Let’s explore this a bit:
>>> # Import the flywire module
>>> from fafbseg import flywire
>>> # We will use the public dataset for this tutorial
>>> flywire.set_default_dataset("public")
Default dataset set to "public".
>>> # Check which materilizations are available
>>> flywire.get_materialization_versions()
time_stamp | expires_on | is_merged | datastack | version | valid | status | id | |
---|---|---|---|---|---|---|---|---|
0 | 2023-03-21 08:10:00 | 2121-11-10 07:10:00 | True | flywire_fafb_public | 630 | True | AVAILABLE | 718 |
As you can see, at the time of writing there is only a single materialization
available for the public release dataset: 630
.
This also means that all queries automatically go against that materialization:
>>> # Fetch the root IDs at given x/y/z coordinate(s)
>>> roots = flywire.locs_to_segments([[75350, 60162, 3162]])
>>> roots
array([720575940631680813])
>>> # We can also specify a timstamp matching the materialization version
>>> # which will be useful later when more versions are available
>>> roots = flywire.locs_to_segments([[75350, 60162, 3162]], timestamp='mat_630')
>>> roots
array([720575940631680813])
What if you’re given a list of root IDs and want to check if they are still up-to-date - or match a given materialization version?
>>> # Check if root IDs are outdated (i.e. have more recent edits)
>>> flywire.is_latest_root([720575940625431866, 720575940621835755])
array([ True, False])
>>> # Likewise, we can ask if they were current at a given materialization
>>> flywire.is_latest_root([720575940625431866, 720575940621835755],
... timestamp='mat_630')
array([ True, False])
Is there a way to map root IDs back and forth?
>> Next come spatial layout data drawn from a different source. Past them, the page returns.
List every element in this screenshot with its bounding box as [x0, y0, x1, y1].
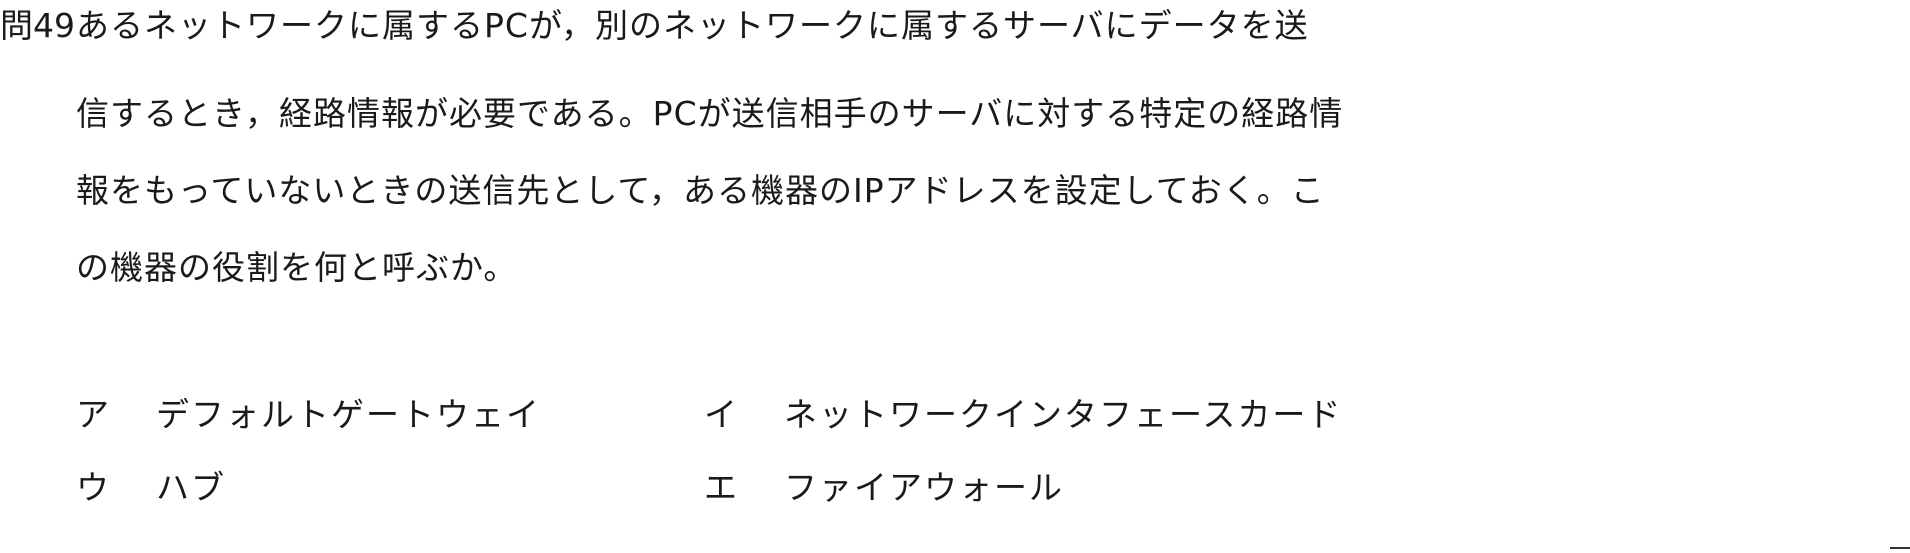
option-u: ウ ハブ: [76, 468, 226, 508]
question-line-1: 問49あるネットワークに属するPCが，別のネットワークに属するサーバにデータを送: [0, 6, 1309, 46]
question-text-line-4: の機器の役割を何と呼ぶか。: [76, 248, 518, 287]
question-number: 問49: [0, 6, 75, 45]
option-a: ア デフォルトゲートウェイ: [76, 395, 541, 435]
option-e-text: ファイアウォール: [784, 468, 1064, 507]
option-u-text: ハブ: [156, 468, 226, 507]
option-i: イ ネットワークインタフェースカード: [704, 395, 1342, 435]
corner-mark: [1890, 547, 1910, 553]
option-i-text: ネットワークインタフェースカード: [784, 395, 1343, 434]
question-text-line-1: あるネットワークに属するPCが，別のネットワークに属するサーバにデータを送: [76, 6, 1309, 45]
option-e-label: エ: [704, 468, 739, 507]
option-a-label: ア: [76, 395, 111, 434]
question-text-line-3: 報をもっていないときの送信先として，ある機器のIPアドレスを設定しておく。こ: [76, 171, 1325, 210]
option-a-text: デフォルトゲートウェイ: [156, 395, 541, 434]
option-u-label: ウ: [76, 468, 111, 507]
option-i-label: イ: [704, 395, 739, 434]
option-e: エ ファイアウォール: [704, 468, 1064, 508]
question-text-line-2: 信するとき，経路情報が必要である。PCが送信相手のサーバに対する特定の経路情: [76, 94, 1344, 133]
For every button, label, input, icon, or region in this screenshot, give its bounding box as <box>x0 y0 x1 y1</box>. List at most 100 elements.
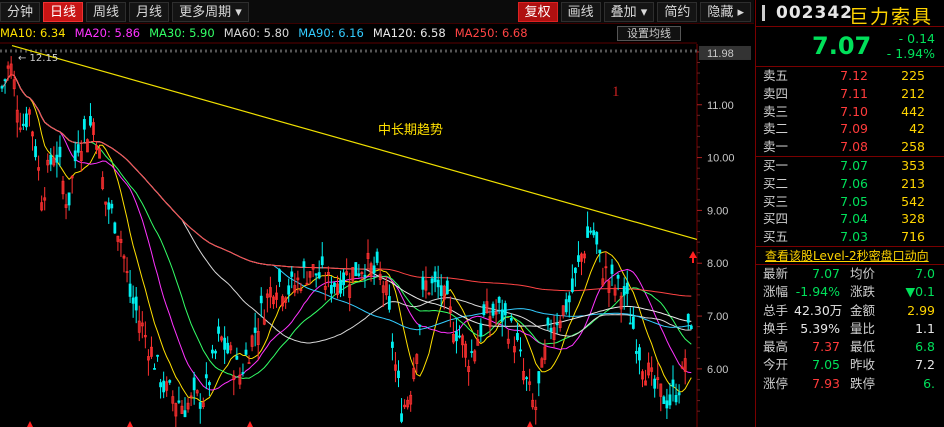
candle-body <box>555 323 559 326</box>
order-row[interactable]: 买二 7.06 213 <box>756 175 944 193</box>
candle-body <box>21 123 25 126</box>
event-marker-icon <box>247 421 253 427</box>
candle-body <box>546 317 550 326</box>
candle-body <box>500 309 504 322</box>
y-tick-label: 6.00 <box>707 364 728 376</box>
candle-body <box>574 267 577 274</box>
order-price: 7.05 <box>840 193 868 209</box>
stock-header: 002342 巨力索具 <box>756 0 944 28</box>
candle-body <box>686 313 690 323</box>
candle-body <box>577 255 580 262</box>
order-row[interactable]: 买四 7.04 328 <box>756 210 944 228</box>
ma-settings-button[interactable]: 设置均线 <box>617 26 681 41</box>
candlesticks <box>0 56 693 427</box>
y-tick-label: 9.00 <box>707 205 728 217</box>
candle-body <box>159 382 163 388</box>
candle-body <box>509 318 513 321</box>
y-tick-label: 11.00 <box>707 100 734 112</box>
candle-body <box>76 144 80 153</box>
order-volume: 225 <box>901 68 925 83</box>
tool-button-1[interactable]: 画线 <box>560 2 601 22</box>
up-arrow-stem <box>692 258 694 263</box>
candle-body <box>113 222 117 234</box>
y-tick-label: 7.00 <box>707 311 728 323</box>
stat-value: ▼0.1 <box>905 284 936 300</box>
candle-body <box>247 362 251 365</box>
y-tick-label: 10.00 <box>707 153 735 165</box>
tool-button-3[interactable]: 简约 <box>657 2 698 22</box>
ma-legend-item: MA250: 6.68 <box>454 26 528 40</box>
candle-body <box>458 335 461 338</box>
candle-body <box>671 379 675 387</box>
candle-body <box>198 402 202 409</box>
order-volume: 716 <box>901 229 925 245</box>
candle-body <box>244 349 248 355</box>
order-price: 7.11 <box>840 85 868 101</box>
order-row[interactable]: 卖五 7.12 225 <box>756 67 944 85</box>
quote-panel: 002342 巨力索具 7.07 - 0.14 - 1.94% 卖五 7.12 22… <box>755 0 944 427</box>
candle-body <box>586 226 589 238</box>
candle-body <box>635 351 638 354</box>
order-price: 7.09 <box>840 121 868 137</box>
moving-average-lines <box>1 73 692 403</box>
stock-terminal: 12.0011.0010.009.008.007.006.0011.98 中长期… <box>0 0 944 427</box>
period-tab-3[interactable]: 月线 <box>129 1 170 22</box>
period-tab-2[interactable]: 周线 <box>86 1 127 22</box>
event-marker-icon <box>27 421 33 427</box>
stat-value: 7.93 <box>812 375 840 391</box>
y-tick-label: 8.00 <box>707 258 728 270</box>
stat-value: 5.39% <box>800 320 840 336</box>
period-tab-4[interactable]: 更多周期 ▾ <box>172 1 249 22</box>
order-row[interactable]: 买三 7.05 542 <box>756 193 944 211</box>
order-row[interactable]: 买一 7.07 353 <box>756 157 944 175</box>
candle-body <box>177 400 181 403</box>
candle-body <box>625 282 629 294</box>
stat-label: 最新 <box>763 265 789 281</box>
candle-body <box>162 380 166 393</box>
candle-body <box>235 355 239 360</box>
candle-body <box>156 354 159 357</box>
candle-body <box>131 297 135 304</box>
trend-line <box>11 45 698 241</box>
order-row[interactable]: 卖四 7.11 212 <box>756 85 944 103</box>
tool-button-2[interactable]: 叠加 ▾ <box>603 2 655 22</box>
tool-button-0[interactable]: 复权 <box>517 2 558 22</box>
ma-legend-item: MA20: 5.86 <box>74 26 141 40</box>
candle-body <box>397 370 400 379</box>
candle-body <box>628 322 632 325</box>
order-row[interactable]: 卖一 7.08 258 <box>756 138 944 156</box>
candle-body <box>375 251 379 263</box>
candle-body <box>595 232 599 245</box>
order-volume: 42 <box>909 121 925 137</box>
order-label: 买二 <box>763 175 789 191</box>
event-marker-icon <box>527 421 533 427</box>
period-tab-0[interactable]: 分钟 <box>0 1 41 22</box>
period-tab-1[interactable]: 日线 <box>43 1 84 22</box>
stats-row: 涨幅 -1.94% 涨跌 ▼0.1 <box>756 283 944 301</box>
candle-body <box>497 296 501 303</box>
candle-body <box>400 413 403 422</box>
stat-value: 7.07 <box>812 265 840 281</box>
ma-legend-item: MA10: 6.34 <box>0 26 66 40</box>
kline-chart[interactable]: 12.0011.0010.009.008.007.006.0011.98 中长期… <box>0 0 754 427</box>
up-arrow-icon <box>689 251 697 258</box>
candle-body <box>421 276 425 290</box>
candle-body <box>55 154 59 163</box>
candle-body <box>217 326 220 334</box>
tool-button-4[interactable]: 隐藏 ▸ <box>700 2 751 22</box>
candle-body <box>418 324 422 327</box>
candle-body <box>107 202 111 210</box>
price-change: - 0.14 <box>898 31 935 46</box>
order-row[interactable]: 卖二 7.09 42 <box>756 120 944 138</box>
stock-code: 002342 <box>776 3 853 23</box>
candle-body <box>622 286 626 296</box>
ma-legend: MA10: 6.34 MA20: 5.86 MA30: 5.90 MA60: 5.80… <box>0 25 700 42</box>
order-price: 7.03 <box>840 229 868 245</box>
order-row[interactable]: 买五 7.03 716 <box>756 228 944 246</box>
level2-link[interactable]: 查看该股Level-2秒密盘口动向 <box>756 247 944 265</box>
stat-label: 涨跌 <box>850 284 876 300</box>
stat-value: 1.1 <box>915 320 935 336</box>
order-row[interactable]: 卖三 7.10 442 <box>756 103 944 121</box>
candle-body <box>82 119 86 130</box>
candle-body <box>214 350 217 354</box>
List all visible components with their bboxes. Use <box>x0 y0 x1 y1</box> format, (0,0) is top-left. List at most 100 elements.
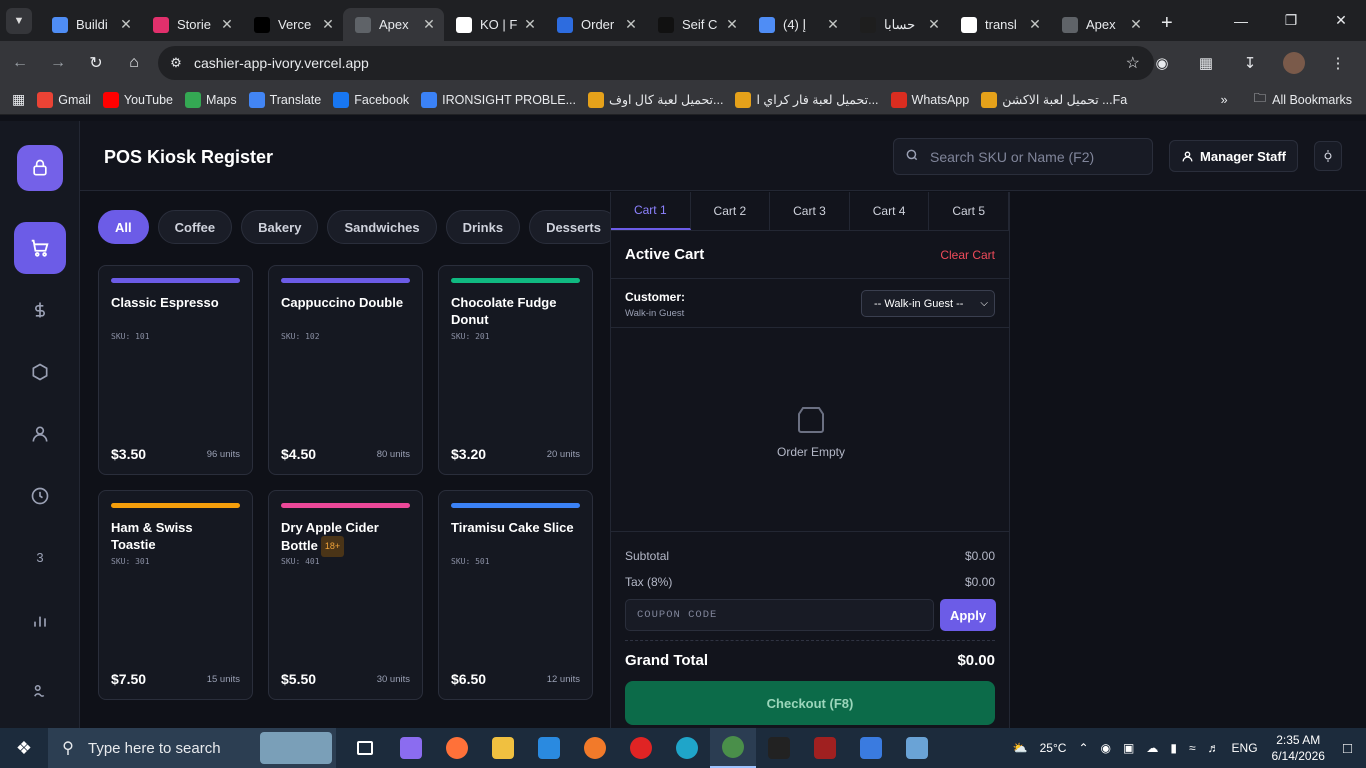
product-card[interactable]: Cappuccino Double SKU: 102 $4.50 80 units <box>268 265 423 475</box>
sublime-icon[interactable] <box>572 728 618 768</box>
all-bookmarks-link[interactable]: All Bookmarks <box>1272 93 1352 107</box>
theme-toggle-icon[interactable] <box>1314 141 1342 171</box>
volume-icon[interactable]: ♬ <box>1208 741 1220 755</box>
vscode-icon[interactable] <box>526 728 572 768</box>
windows-start-icon[interactable]: ❖ <box>0 728 48 768</box>
clock-icon[interactable] <box>14 470 66 522</box>
profile-avatar[interactable] <box>1276 45 1312 81</box>
user-icon[interactable] <box>14 408 66 460</box>
battery-icon[interactable]: ▮ <box>1170 741 1177 755</box>
category-chip[interactable]: Coffee <box>157 210 233 244</box>
settings-icon[interactable] <box>14 665 66 717</box>
game-icon[interactable] <box>802 728 848 768</box>
new-tab-icon[interactable]: + <box>1161 12 1173 35</box>
close-tab-icon[interactable]: ✕ <box>220 16 234 33</box>
browser-tab[interactable]: (4) ‫إ ✕ <box>747 8 848 41</box>
chevron-up-icon[interactable]: ⌃ <box>1078 741 1088 755</box>
bookmark-item[interactable]: Maps <box>185 91 237 108</box>
cart-tab[interactable]: Cart 3 <box>770 192 850 230</box>
cloud-icon[interactable]: ☁ <box>1146 741 1158 755</box>
close-tab-icon[interactable]: ✕ <box>624 16 638 33</box>
rail-counter[interactable]: 3 <box>14 531 66 583</box>
apply-coupon-button[interactable]: Apply <box>940 599 996 631</box>
bookmark-item[interactable]: تحميل لعبة الاكشن ...Fa <box>981 91 1127 108</box>
record-icon[interactable] <box>618 728 664 768</box>
copilot-icon[interactable] <box>388 728 434 768</box>
taskbar-search[interactable]: ⚲ Type here to search <box>48 728 336 768</box>
product-card[interactable]: Classic Espresso SKU: 101 $3.50 96 units <box>98 265 253 475</box>
restore-icon[interactable]: ❐ <box>1266 0 1316 41</box>
bookmark-item[interactable]: تحميل لعبة فار كراي ا... <box>735 91 879 108</box>
forward-icon[interactable]: → <box>40 45 76 81</box>
wifi-icon[interactable]: ≈ <box>1189 741 1196 755</box>
close-tab-icon[interactable]: ✕ <box>826 16 840 33</box>
more-bookmarks-icon[interactable]: » <box>1221 93 1228 107</box>
product-card[interactable]: Dry Apple Cider Bottle 18+ SKU: 401 $5.50 30… <box>268 490 423 700</box>
edge-icon[interactable] <box>664 728 710 768</box>
browser-tab[interactable]: Buildi ✕ <box>40 8 141 41</box>
temperature[interactable]: 25°C <box>1040 741 1067 755</box>
search-input[interactable]: Search SKU or Name (F2) <box>893 138 1153 175</box>
firefox-icon[interactable] <box>434 728 480 768</box>
close-tab-icon[interactable]: ✕ <box>927 16 941 33</box>
product-card[interactable]: Ham & Swiss Toastie SKU: 301 $7.50 15 units <box>98 490 253 700</box>
browser-tab[interactable]: Storie ✕ <box>141 8 242 41</box>
close-tab-icon[interactable]: ✕ <box>725 16 739 33</box>
close-tab-icon[interactable]: ✕ <box>523 16 537 33</box>
clear-cart-button[interactable]: Clear Cart <box>940 248 995 262</box>
menu-icon[interactable]: ⋮ <box>1320 45 1356 81</box>
category-chip[interactable]: Bakery <box>241 210 319 244</box>
customer-select[interactable]: -- Walk-in Guest -- ⌵ <box>861 290 995 317</box>
notifications-icon[interactable]: □ <box>1343 740 1352 757</box>
cart-tab[interactable]: Cart 5 <box>929 192 1009 230</box>
clock[interactable]: 2:35 AM 6/14/2026 <box>1272 732 1325 764</box>
browser-tab[interactable]: Verce ✕ <box>242 8 343 41</box>
product-card[interactable]: Chocolate Fudge Donut SKU: 201 $3.20 20 uni… <box>438 265 593 475</box>
browser-tab[interactable]: KO | F ✕ <box>444 8 545 41</box>
address-bar[interactable]: ⚙ cashier-app-ivory.vercel.app ☆ <box>158 46 1154 80</box>
bookmark-item[interactable]: تحميل لعبة كال اوف... <box>587 91 723 108</box>
close-tab-icon[interactable]: ✕ <box>119 16 133 33</box>
bookmark-item[interactable]: Facebook <box>333 91 409 108</box>
record-tray-icon[interactable]: ◉ <box>1101 741 1111 755</box>
epic-games-icon[interactable] <box>756 728 802 768</box>
browser-tab[interactable]: Seif C ✕ <box>646 8 747 41</box>
browser-tab[interactable]: حسابا ✕ <box>848 8 949 41</box>
checkout-button[interactable]: Checkout (F8) <box>625 681 995 725</box>
cart-tab[interactable]: Cart 4 <box>850 192 930 230</box>
chrome-icon[interactable] <box>710 728 756 768</box>
download-icon[interactable]: ↧ <box>1232 45 1268 81</box>
close-tab-icon[interactable]: ✕ <box>422 16 436 33</box>
close-window-icon[interactable]: ✕ <box>1316 0 1366 41</box>
extensions-puzzle-icon[interactable]: ▦ <box>1188 45 1224 81</box>
reload-icon[interactable]: ↻ <box>78 45 114 81</box>
box-icon[interactable] <box>14 346 66 398</box>
close-tab-icon[interactable]: ✕ <box>1028 16 1042 33</box>
category-chip[interactable]: Sandwiches <box>327 210 437 244</box>
minimize-icon[interactable]: — <box>1216 0 1266 41</box>
browser-tab[interactable]: Apex ✕ <box>343 8 444 41</box>
close-tab-icon[interactable]: ✕ <box>321 16 335 33</box>
bookmark-item[interactable]: WhatsApp <box>890 91 969 108</box>
bookmark-item[interactable]: Translate <box>248 91 321 108</box>
browser-tab[interactable]: transl ✕ <box>949 8 1050 41</box>
category-chip[interactable]: Drinks <box>445 210 521 244</box>
weather-icon[interactable]: ⛅ <box>1013 741 1028 755</box>
browser-tab[interactable]: Apex ✕ <box>1050 8 1151 41</box>
site-info-icon[interactable]: ⚙ <box>158 55 194 71</box>
coupon-input[interactable]: COUPON CODE <box>625 599 934 631</box>
cart-tab[interactable]: Cart 1 <box>611 192 691 230</box>
cart-icon[interactable] <box>14 222 66 274</box>
cart-tab[interactable]: Cart 2 <box>691 192 771 230</box>
bookmark-item[interactable]: IRONSIGHT PROBLE... <box>421 91 576 108</box>
bookmark-item[interactable]: YouTube <box>102 91 173 108</box>
home-icon[interactable]: ⌂ <box>116 45 152 81</box>
browser-tab[interactable]: Order ✕ <box>545 8 646 41</box>
product-card[interactable]: Tiramisu Cake Slice SKU: 501 $6.50 12 units <box>438 490 593 700</box>
tab-search-button[interactable]: ▼ <box>6 7 32 34</box>
extension-icon[interactable]: ◉ <box>1144 45 1180 81</box>
language-indicator[interactable]: ENG <box>1232 741 1258 755</box>
file-explorer-icon[interactable] <box>480 728 526 768</box>
back-icon[interactable]: ← <box>2 45 38 81</box>
bookmark-item[interactable]: Gmail <box>37 91 91 108</box>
There is! We can take a root
ID, find its constituent supervoxels and then ask which root IDs they belonged
to at a given point in time. This is what update_ids()
does:
>>> updated = flywire.update_ids(
... [720575940621835755, 720575940608788840, 720575940628913983]
... )
>>> updated
old_id | new_id | confidence | changed | |
---|---|---|---|---|
0 | 720575940621835755 | 720575940636873791 | 0.99 | True |
1 | 720575940608788840 | 720575940636873791 | 1.00 | True |
2 | 720575940628913983 | 720575940636873791 | 0.94 | True |
In the above example all old IDs are “ancestors” to the same current root ID.
Note that by default, update_ids()
will map to the
most current version but it also accepts a timestamp
parameter which lets
us map to a specific point in time.
Want to track how a neuron was edited over time? Easy:
>>> edits = flywire.get_edit_history(720575940625431866)
>>> edits.head()
after_root_ids | before_root_ids | is_merge | operation_id | segment | timestamp | user_affiliation | user_id | user_name | |
---|---|---|---|---|---|---|---|---|---|
2 | [720575940625153661] | [720575940613909190] | False | 546853 | 720575940625431866 | 2021-08-19 09:10:18.090 | Greg Jefferis Lab | 957 | Varun Sane |
3 | [720575940626449738] | [720575940617774213, 720575940625153661] | True | 546854 | 720575940625431866 | 2021-08-19 09:10:36.280 | Greg Jefferis Lab | 957 | Varun Sane |
4 | [720575940604045489] | [720575940618706267] | False | 546855 | 720575940625431866 | 2021-08-19 09:11:20.009 | Greg Jefferis Lab | 957 | Varun Sane |
5 | [720575940626907179] | [720575940604045489, 720575940626449738] | True | 546856 | 720575940625431866 | 2021-08-19 09:11:34.230 | Greg Jefferis Lab | 957 | Varun Sane |
6 | [720575940604045745] | [720575940626907179, 720575940626995629] | True | 546857 | 720575940625431866 | 2021-08-19 09:12:06.042 | Greg Jefferis Lab | 957 | Varun Sane |
Please see the API documentation for a full list of segmentation-related functions.